EQUITY release mortgages are making a comeback, according to a Worcestershire law firm.

Mark Thomson, head of financial services at Morton Fisher Solicitors, said equity release mortgages were once "reviled and dismissed as costly".

But they were making a comeback thanks to the tax planning opportunities they offered.

He said taking capital out of the equity in your house was one way of keeping money out of the hands of the taxman.

"If you take a cash lump sum in the form of an equity release mortgage and place it in a trust earning interest, you can make considerable savings on the Inheritance Tax bill due on your estate after your death," he said.

"Many people are loath to lose 40 per cent of the value of their estate over £250,000 to the taxman.

"The trust arrangements have to be in place for seven years to take full effect, but with house prices rising, more and more couples are finding that their estate is going to realise more than £250,000.

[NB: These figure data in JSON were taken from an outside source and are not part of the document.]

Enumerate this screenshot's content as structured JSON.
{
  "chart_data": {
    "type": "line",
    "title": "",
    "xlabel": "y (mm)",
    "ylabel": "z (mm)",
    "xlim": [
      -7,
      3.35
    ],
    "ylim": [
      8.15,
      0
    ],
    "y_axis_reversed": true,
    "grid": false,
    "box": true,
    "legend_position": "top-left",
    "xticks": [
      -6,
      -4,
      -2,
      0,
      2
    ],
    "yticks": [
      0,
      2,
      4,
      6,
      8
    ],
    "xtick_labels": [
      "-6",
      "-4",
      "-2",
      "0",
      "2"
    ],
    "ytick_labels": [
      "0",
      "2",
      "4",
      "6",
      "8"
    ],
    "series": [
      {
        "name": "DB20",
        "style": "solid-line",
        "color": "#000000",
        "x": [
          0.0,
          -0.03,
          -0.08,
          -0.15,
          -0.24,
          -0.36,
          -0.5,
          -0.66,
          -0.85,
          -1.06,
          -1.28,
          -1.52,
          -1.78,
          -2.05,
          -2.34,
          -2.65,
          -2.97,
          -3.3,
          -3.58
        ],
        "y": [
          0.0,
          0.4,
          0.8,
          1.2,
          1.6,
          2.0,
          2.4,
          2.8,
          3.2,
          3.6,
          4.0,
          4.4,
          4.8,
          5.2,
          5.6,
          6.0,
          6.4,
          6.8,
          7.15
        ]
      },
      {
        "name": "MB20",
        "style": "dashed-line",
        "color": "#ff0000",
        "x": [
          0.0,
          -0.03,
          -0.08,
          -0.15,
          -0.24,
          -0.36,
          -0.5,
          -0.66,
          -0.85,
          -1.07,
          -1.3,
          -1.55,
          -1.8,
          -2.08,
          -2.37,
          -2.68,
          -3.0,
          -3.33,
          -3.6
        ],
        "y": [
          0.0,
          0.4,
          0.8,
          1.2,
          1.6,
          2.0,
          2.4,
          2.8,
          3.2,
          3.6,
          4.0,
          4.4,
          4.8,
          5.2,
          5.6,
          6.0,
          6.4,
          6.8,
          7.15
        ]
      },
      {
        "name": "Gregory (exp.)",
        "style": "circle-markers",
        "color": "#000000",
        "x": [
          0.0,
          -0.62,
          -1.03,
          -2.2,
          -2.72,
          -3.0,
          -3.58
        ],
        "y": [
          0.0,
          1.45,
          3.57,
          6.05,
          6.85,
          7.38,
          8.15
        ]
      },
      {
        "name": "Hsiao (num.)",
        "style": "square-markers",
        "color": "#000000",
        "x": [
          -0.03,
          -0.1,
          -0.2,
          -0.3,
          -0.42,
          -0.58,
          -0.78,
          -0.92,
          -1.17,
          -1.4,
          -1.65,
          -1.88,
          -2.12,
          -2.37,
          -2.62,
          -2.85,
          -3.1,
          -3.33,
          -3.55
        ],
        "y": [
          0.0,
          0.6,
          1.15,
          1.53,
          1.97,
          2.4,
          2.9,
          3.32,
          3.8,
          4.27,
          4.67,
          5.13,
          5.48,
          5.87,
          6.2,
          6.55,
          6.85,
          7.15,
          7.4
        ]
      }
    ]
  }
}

"An equity release mortgage, coupled with effective tax planning, is one way of ensuring that you don't breach the £250,000 limit."

Mr Thomson said with the stock market at one of its lowest points in years, more people would be attracted to the idea of investing their capital in unit trusts.

He said there were two kinds of equity release mortgages. In the first case, between 25 and 30 per cent of the equity in the property can be released, and is then invested in a trust.

In the second version, 25 to 30 per cent of the equity in the property is released, but the amount the building society can take is capped at 90 per cent of the property's value at the time of the deal.